One open source solution available to fill this need is Moloch.19 The latest version of Moloch, version 2.0, is available on the site with specific packages available for CentOS and Ubuntu.
The components of Moloch include the packet capture function, the viewer that provides the web-based GUI, and Elasticsearch. Just like in the ELK-based SIEM discussed earlier, Elasticsearch is used to store, index, and search for packets.
Moloch is architected with live traffic captured via a network tap connecting to a mirror port on a core network switch or ingress/egress router. This is a very similar set-up to the IDS architecture outlined earlier in the chapter. The Moloch capture sends the traffic to Elasticsearch and the Elasticsearch database. The Viewer provides the interface for user to query and view packet data.
The GitHub site where the JA3 project is housed lists the TrickBot JA3 has as 6734f37431670b3ab4292b8f60f29984. This hash value matches the value Moloch pulled from the capture. It is possible to implement Moloch and use it to detect matches with other JA3 hashes calculated for known attacks.
Full packet capture is great. Nothing beats having packets available when investigating anything out of the ordinary. The issue with packet capture is the cost of long-term storage. Capturing everything and keeping it for a year, or six months for that matter, costs hundreds of thousands in capital investments. Entities are lucky to have three months of packets retained. Some of this cost is alleviated by filtering what is captured. Packets transferred across the network for backups may not be necessary to store long term. Traffic based on updates from Microsoft or other providers are good candidates for filtering. These approaches must be thought about during the planning stages.
Conclusion
Windows endpoints possess event logging/forwarding capabilities and host-based firewalls key to detecting unwanted behavior. Sysmon and other tools located in the Sysinternals Suite enhance monitoring and detection capabilities on Windows desktops and laptops running the latest versions of the Windows OS. Zeek is a powerful network analyzer that organizations should consider for augmenting monitoring tools already in place. Its ability to parse network data enhances visibility; it is useful to view all events occurring during a single network event. An analyst can correlate the downloading of an executable file during an HTTP session and subsequent DNS requests and outbound connections.

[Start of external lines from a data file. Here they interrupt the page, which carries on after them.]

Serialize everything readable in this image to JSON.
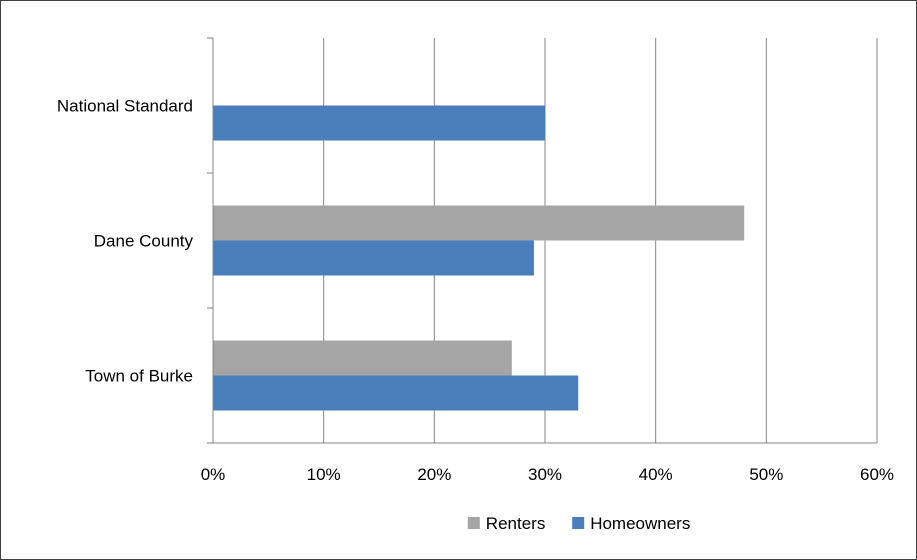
{
  "chart_data": {
    "type": "bar",
    "orientation": "horizontal",
    "categories": [
      "Town of Burke",
      "Dane County",
      "National Standard"
    ],
    "series": [
      {
        "name": "Renters",
        "values": [
          0.27,
          0.48,
          null
        ],
        "color": "#A5A5A5"
      },
      {
        "name": "Homeowners",
        "values": [
          0.33,
          0.29,
          0.3
        ],
        "color": "#4A7EBB"
      }
    ],
    "xlim": [
      0,
      0.6
    ],
    "xticks": [
      0,
      0.1,
      0.2,
      0.3,
      0.4,
      0.5,
      0.6
    ],
    "xtick_labels": [
      "0%",
      "10%",
      "20%",
      "30%",
      "40%",
      "50%",
      "60%"
    ],
    "grid": "vertical",
    "legend_position": "bottom",
    "title": "",
    "xlabel": "",
    "ylabel": ""
  }
}
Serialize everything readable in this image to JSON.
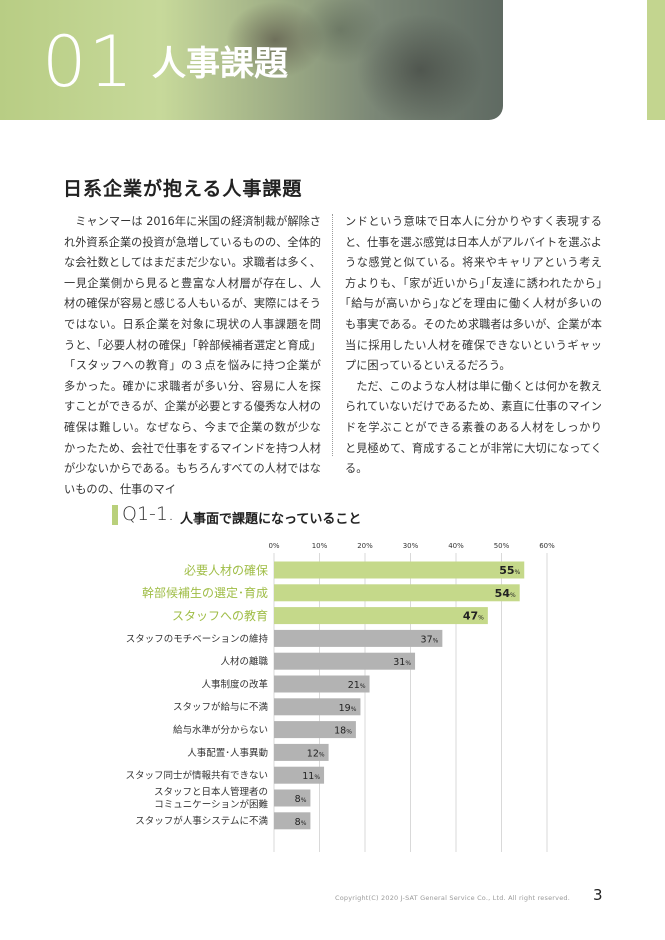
{
  "header": {
    "number": "01",
    "title": "人事課題"
  },
  "section": {
    "heading": "日系企業が抱える人事課題"
  },
  "body": {
    "left_paragraphs": [
      "ミャンマーは 2016年に米国の経済制裁が解除され外資系企業の投資が急増しているものの、全体的な会社数としてはまだまだ少ない。求職者は多く、一見企業側から見ると豊富な人材層が存在し、人材の確保が容易と感じる人もいるが、実際にはそうではない。日系企業を対象に現状の人事課題を問うと、「必要人材の確保」「幹部候補者選定と育成」「スタッフへの教育」の３点を悩みに持つ企業が多かった。確かに求職者が多い分、容易に人を探すことができるが、企業が必要とする優秀な人材の確保は難しい。なぜなら、今まで企業の数が少なかったため、会社で仕事をするマインドを持つ人材が少ないからである。もちろんすべての人材ではないものの、仕事のマイ"
    ],
    "right_paragraphs": [
      "ンドという意味で日本人に分かりやすく表現すると、仕事を選ぶ感覚は日本人がアルバイトを選ぶような感覚と似ている。将来やキャリアという考え方よりも、｢家が近いから｣｢友達に誘われたから｣｢給与が高いから｣などを理由に働く人材が多いのも事実である。そのため求職者は多いが、企業が本当に採用したい人材を確保できないというギャップに困っているといえるだろう。",
      "ただ、このような人材は単に働くとは何かを教えられていないだけであるため、素直に仕事のマインドを学ぶことができる素養のある人材をしっかりと見極めて、育成することが非常に大切になってくる。"
    ]
  },
  "question": {
    "label": "Q1-1.",
    "text": "人事面で課題になっていること"
  },
  "chart_data": {
    "type": "bar",
    "orientation": "horizontal",
    "title": "人事面で課題になっていること",
    "categories": [
      "必要人材の確保",
      "幹部候補生の選定･育成",
      "スタッフへの教育",
      "スタッフのモチベーションの維持",
      "人材の離職",
      "人事制度の改革",
      "スタッフが給与に不満",
      "給与水準が分からない",
      "人事配置･人事異動",
      "スタッフ同士が情報共有できない",
      "スタッフと日本人管理者の\nコミュニケーションが困難",
      "スタッフが人事システムに不満"
    ],
    "values": [
      55,
      54,
      47,
      37,
      31,
      21,
      19,
      18,
      12,
      11,
      8,
      8
    ],
    "highlight": [
      true,
      true,
      true,
      false,
      false,
      false,
      false,
      false,
      false,
      false,
      false,
      false
    ],
    "value_suffix": "%",
    "xlim": [
      0,
      60
    ],
    "ticks": [
      "0%",
      "10%",
      "20%",
      "30%",
      "40%",
      "50%",
      "60%"
    ],
    "grid": true,
    "colors": {
      "highlight_bar": "#c5d98a",
      "normal_bar": "#b3b3b3",
      "highlight_label": "#9fbd46",
      "normal_label": "#333333",
      "grid": "#d9d9d9"
    }
  },
  "footer": {
    "copyright": "Copyright(C) 2020 J-SAT General Service Co., Ltd. All right reserved.",
    "page": "3"
  }
}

Intrusion detection systems detect the presence of malicious or unwanted traffic passing into and out of the network or across the network between segments. These devices generate alerts the SOC team must investigate. Full packet capture adds detail to investigative pictures, but this comes at a cost. Packet storage is expensive, and the cost goes up based on amount of data captured and length of retention. Since the average time to detect an intrusion is close to 90 days, it would be great to keep packet captures that long. The key to lengthening the retention period is filtering what is captured and retained. Benign traffic to and from whitelisted sites may not be necessary. Neither are DNS requests for the most commonly visited sites. Any filtering helps increase retention periods and reduce costs.

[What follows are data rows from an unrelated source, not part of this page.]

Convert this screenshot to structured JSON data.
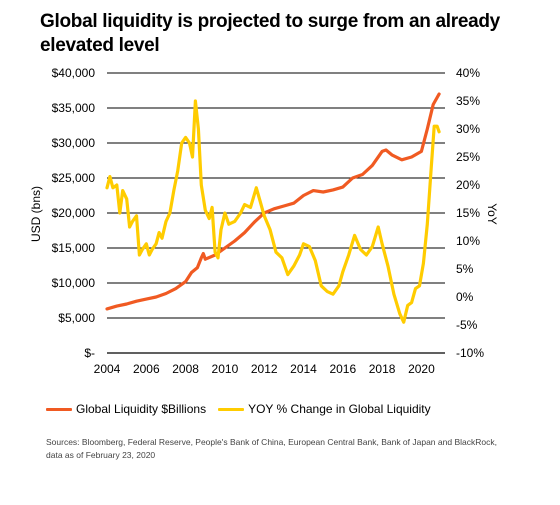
{
  "title": "Global liquidity is projected to surge from an already elevated level",
  "source": "Sources: Bloomberg, Federal Reserve, People's Bank of China, European Central Bank, Bank of Japan and BlackRock, data as of February 23, 2020",
  "colors": {
    "liquidity": "#F05A22",
    "yoy": "#FFCC00",
    "grid": "#000000"
  },
  "chart_data": {
    "type": "line",
    "xlabel": "",
    "ylabel": "USD (bns)",
    "y2label": "YoY",
    "xlim": [
      2004,
      2021.2
    ],
    "ylim": [
      0,
      40000
    ],
    "y2lim": [
      -10,
      40
    ],
    "x_ticks": [
      "2004",
      "2006",
      "2008",
      "2010",
      "2012",
      "2014",
      "2016",
      "2018",
      "2020"
    ],
    "y_ticks": [
      "$-",
      "$5,000",
      "$10,000",
      "$15,000",
      "$20,000",
      "$25,000",
      "$30,000",
      "$35,000",
      "$40,000"
    ],
    "y2_ticks": [
      "-10%",
      "-5%",
      "0%",
      "5%",
      "10%",
      "15%",
      "20%",
      "25%",
      "30%",
      "35%",
      "40%"
    ],
    "grid": "horizontal",
    "legend_position": "bottom",
    "series": [
      {
        "name": "Global Liquidity $Billions",
        "axis": "left",
        "points": [
          [
            2004.0,
            6300
          ],
          [
            2004.5,
            6700
          ],
          [
            2005.0,
            7000
          ],
          [
            2005.5,
            7400
          ],
          [
            2006.0,
            7700
          ],
          [
            2006.5,
            8000
          ],
          [
            2007.0,
            8500
          ],
          [
            2007.5,
            9200
          ],
          [
            2008.0,
            10200
          ],
          [
            2008.3,
            11500
          ],
          [
            2008.6,
            12200
          ],
          [
            2008.8,
            13600
          ],
          [
            2008.9,
            14200
          ],
          [
            2009.0,
            13400
          ],
          [
            2009.5,
            14000
          ],
          [
            2010.0,
            15000
          ],
          [
            2010.5,
            16000
          ],
          [
            2011.0,
            17200
          ],
          [
            2011.5,
            18700
          ],
          [
            2012.0,
            20000
          ],
          [
            2012.5,
            20600
          ],
          [
            2013.0,
            21000
          ],
          [
            2013.5,
            21400
          ],
          [
            2014.0,
            22500
          ],
          [
            2014.5,
            23200
          ],
          [
            2015.0,
            23000
          ],
          [
            2015.5,
            23300
          ],
          [
            2016.0,
            23700
          ],
          [
            2016.5,
            25000
          ],
          [
            2017.0,
            25500
          ],
          [
            2017.5,
            26800
          ],
          [
            2018.0,
            28800
          ],
          [
            2018.2,
            29000
          ],
          [
            2018.5,
            28300
          ],
          [
            2019.0,
            27600
          ],
          [
            2019.5,
            28000
          ],
          [
            2020.0,
            28800
          ],
          [
            2020.3,
            32000
          ],
          [
            2020.6,
            35500
          ],
          [
            2020.9,
            37000
          ]
        ]
      },
      {
        "name": "YOY % Change in Global Liquidity",
        "axis": "right",
        "points": [
          [
            2004.0,
            19.5
          ],
          [
            2004.15,
            21.5
          ],
          [
            2004.3,
            19.5
          ],
          [
            2004.5,
            20.0
          ],
          [
            2004.65,
            15.0
          ],
          [
            2004.8,
            19.0
          ],
          [
            2005.0,
            17.5
          ],
          [
            2005.15,
            12.5
          ],
          [
            2005.3,
            13.5
          ],
          [
            2005.5,
            14.5
          ],
          [
            2005.65,
            7.5
          ],
          [
            2005.8,
            8.5
          ],
          [
            2006.0,
            9.5
          ],
          [
            2006.15,
            7.5
          ],
          [
            2006.3,
            8.5
          ],
          [
            2006.5,
            9.5
          ],
          [
            2006.65,
            11.5
          ],
          [
            2006.8,
            10.5
          ],
          [
            2007.0,
            13.5
          ],
          [
            2007.2,
            15.0
          ],
          [
            2007.4,
            19.0
          ],
          [
            2007.6,
            22.5
          ],
          [
            2007.8,
            27.5
          ],
          [
            2008.0,
            28.5
          ],
          [
            2008.2,
            27.5
          ],
          [
            2008.35,
            25.0
          ],
          [
            2008.5,
            35.0
          ],
          [
            2008.65,
            30.0
          ],
          [
            2008.8,
            20.0
          ],
          [
            2009.0,
            15.5
          ],
          [
            2009.2,
            14.0
          ],
          [
            2009.35,
            16.0
          ],
          [
            2009.5,
            8.0
          ],
          [
            2009.65,
            7.0
          ],
          [
            2009.8,
            12.0
          ],
          [
            2010.0,
            15.0
          ],
          [
            2010.2,
            13.0
          ],
          [
            2010.5,
            13.5
          ],
          [
            2010.8,
            15.0
          ],
          [
            2011.0,
            16.5
          ],
          [
            2011.3,
            16.0
          ],
          [
            2011.6,
            19.5
          ],
          [
            2011.8,
            17.0
          ],
          [
            2012.0,
            14.5
          ],
          [
            2012.3,
            12.0
          ],
          [
            2012.6,
            8.0
          ],
          [
            2012.9,
            7.0
          ],
          [
            2013.2,
            4.0
          ],
          [
            2013.5,
            5.5
          ],
          [
            2013.8,
            7.5
          ],
          [
            2014.0,
            9.5
          ],
          [
            2014.3,
            9.0
          ],
          [
            2014.6,
            6.5
          ],
          [
            2014.9,
            2.0
          ],
          [
            2015.2,
            1.0
          ],
          [
            2015.5,
            0.5
          ],
          [
            2015.8,
            2.0
          ],
          [
            2016.0,
            4.5
          ],
          [
            2016.3,
            7.5
          ],
          [
            2016.6,
            11.0
          ],
          [
            2016.9,
            8.5
          ],
          [
            2017.2,
            7.5
          ],
          [
            2017.5,
            9.0
          ],
          [
            2017.8,
            12.5
          ],
          [
            2018.0,
            9.5
          ],
          [
            2018.3,
            5.5
          ],
          [
            2018.6,
            0.5
          ],
          [
            2018.9,
            -3.0
          ],
          [
            2019.1,
            -4.5
          ],
          [
            2019.3,
            -1.5
          ],
          [
            2019.5,
            -1.0
          ],
          [
            2019.7,
            1.5
          ],
          [
            2019.9,
            2.0
          ],
          [
            2020.1,
            6.0
          ],
          [
            2020.3,
            13.0
          ],
          [
            2020.5,
            23.0
          ],
          [
            2020.65,
            30.5
          ],
          [
            2020.8,
            30.5
          ],
          [
            2020.9,
            29.5
          ]
        ]
      }
    ]
  }
}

The SIEM is at the center of continuous monitoring. Having one place where alerts and events of interest are viewed increases efficiency. When planned properly, a SIEM is a tactical tool where most of the SOC’s efforts are focused. A final note about continuous monitoring is this. Just like security in general, continuous monitoring improvement and maturity does not have an end. It is constant. It’s an iterative process where each time through the capabilities gets better.